Democratic strategists, Brownstein noted, alluded to this division by referring to “wine track” and “beer track” candidates. One class of Democratic voters looks for a candidate who will be a “warrior” for their interests. Another class looks for a candidate who will serve as a kind of secular “priest” affirming their values.
Clinton, he says, is the “beer track” warrior, and Obama the “wine track” priest. In the past, the priests (Gary Hart, Bill Bradley) have tended to lose the Democratic primary, but things look different in 2008, in part due to Obama’s unique abilities and in part due to improved economic circumstances:
We now have a mass upper class. Its material concerns largely met, it can vote for reasons that previous generations would have dismissed as hopelessly ethereal, such as the need to create a new style of politics that brings the country together. Its members have the luxury, that is, of voting for “hope.”
Interesting. The analogy of Obama as priest is also somewhat more poignant given the strange videos being circulated by Obama supporters (for example).
The coveted Internet Scofflaw endorsement
March 24, 2008My new voter registration card arrived in the mail yesterday. I’m now a registered Democrat. Pennsylvania is abuzz about the Presidential primary, which, against all expectation, has turned out to matter. I’m part of the surge of Republicans that are changing their party registration to Democrat. (Aside: the Pennsylvania Department of State says that Republican-to-Democrat switchers outnumber the other direction by a 3-to-1 margin. Only 3-to-1? Who’s going the other way?)
I will be voting for Clinton. This is not because I think she’ll be the easier opponent to McCain to beat. I think it’s a fools errand to try to predict now who will be the stronger opponent in November. (Remember, the Democrats ended up with Kerry in 2004 because they thought he was the strongest candidate. Oops.) Neither is it because I want to see three more months of Democratic internecine warfare, although I certainly don’t mind.
I will be voting for Clinton simply because she scares me less than Obama. There’s no question her foreign policy would be a disaster, but she and her people don’t have the same predilection for jaw-droppingly bizarre foreign policy pronouncements.

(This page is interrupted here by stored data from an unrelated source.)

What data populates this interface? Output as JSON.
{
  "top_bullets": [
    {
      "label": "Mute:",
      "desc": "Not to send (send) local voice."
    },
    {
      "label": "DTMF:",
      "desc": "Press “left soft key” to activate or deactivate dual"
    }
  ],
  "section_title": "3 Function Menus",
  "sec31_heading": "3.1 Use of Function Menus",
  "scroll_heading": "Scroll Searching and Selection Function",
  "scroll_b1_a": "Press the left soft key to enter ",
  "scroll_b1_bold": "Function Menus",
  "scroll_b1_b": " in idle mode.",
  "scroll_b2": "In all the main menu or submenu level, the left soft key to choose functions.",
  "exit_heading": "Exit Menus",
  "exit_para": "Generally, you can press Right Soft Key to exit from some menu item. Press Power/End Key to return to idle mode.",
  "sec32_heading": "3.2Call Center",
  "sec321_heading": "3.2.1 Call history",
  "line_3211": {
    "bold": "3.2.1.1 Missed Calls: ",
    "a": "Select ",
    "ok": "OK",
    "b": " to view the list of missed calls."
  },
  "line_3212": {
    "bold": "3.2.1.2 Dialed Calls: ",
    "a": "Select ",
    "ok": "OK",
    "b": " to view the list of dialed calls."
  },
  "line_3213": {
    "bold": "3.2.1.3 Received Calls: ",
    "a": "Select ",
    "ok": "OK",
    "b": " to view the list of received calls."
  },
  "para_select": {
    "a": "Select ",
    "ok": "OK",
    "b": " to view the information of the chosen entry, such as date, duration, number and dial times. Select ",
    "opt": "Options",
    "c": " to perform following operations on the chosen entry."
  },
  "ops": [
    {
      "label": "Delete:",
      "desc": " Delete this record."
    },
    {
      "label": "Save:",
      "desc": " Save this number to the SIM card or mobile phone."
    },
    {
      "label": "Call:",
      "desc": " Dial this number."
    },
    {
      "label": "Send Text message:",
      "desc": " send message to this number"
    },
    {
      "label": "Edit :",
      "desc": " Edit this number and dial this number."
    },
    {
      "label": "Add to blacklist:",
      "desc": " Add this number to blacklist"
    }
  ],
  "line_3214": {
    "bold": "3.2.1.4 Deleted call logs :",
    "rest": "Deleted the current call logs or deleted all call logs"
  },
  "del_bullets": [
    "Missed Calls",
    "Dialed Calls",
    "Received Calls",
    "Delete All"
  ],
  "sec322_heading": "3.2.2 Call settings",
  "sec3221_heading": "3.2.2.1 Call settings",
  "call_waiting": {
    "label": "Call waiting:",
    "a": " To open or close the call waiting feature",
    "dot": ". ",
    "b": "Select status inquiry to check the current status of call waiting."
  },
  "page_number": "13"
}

Of course, this is all a matter of degree. Both have pledged to abandon Iraq, and neither has any plan to prevent Iran from acquiring nuclear weapons. (It’s not clear that President Bush has a plan either, but at least he recognizes the danger.) Nevertheless, on balance, Clinton seems to be less dangerous.
Odd…
March 23, 2008The spell checker built-in to WordPress (the blogging software I’m using here) doesn’t recognize the word “blog.”
Hello world!
March 23, 2008This is the first post on my new blog, Internet Scofflaw. For a long time I’ve thought of assembling my essays and other musings into one place, but I never got around to doing so until now.
One driving force behind actually starting now is that I finally came up with a good blog name. I’ll write about what the name means, and other philosophical matters, in future posts, whenever I feel like it. The other driving force is that there’s so much going on right now, it seems like a good time to start.
“Hello world!” is the default name that WordPress gives to your first post, but it seemed appropriate, so I kept it.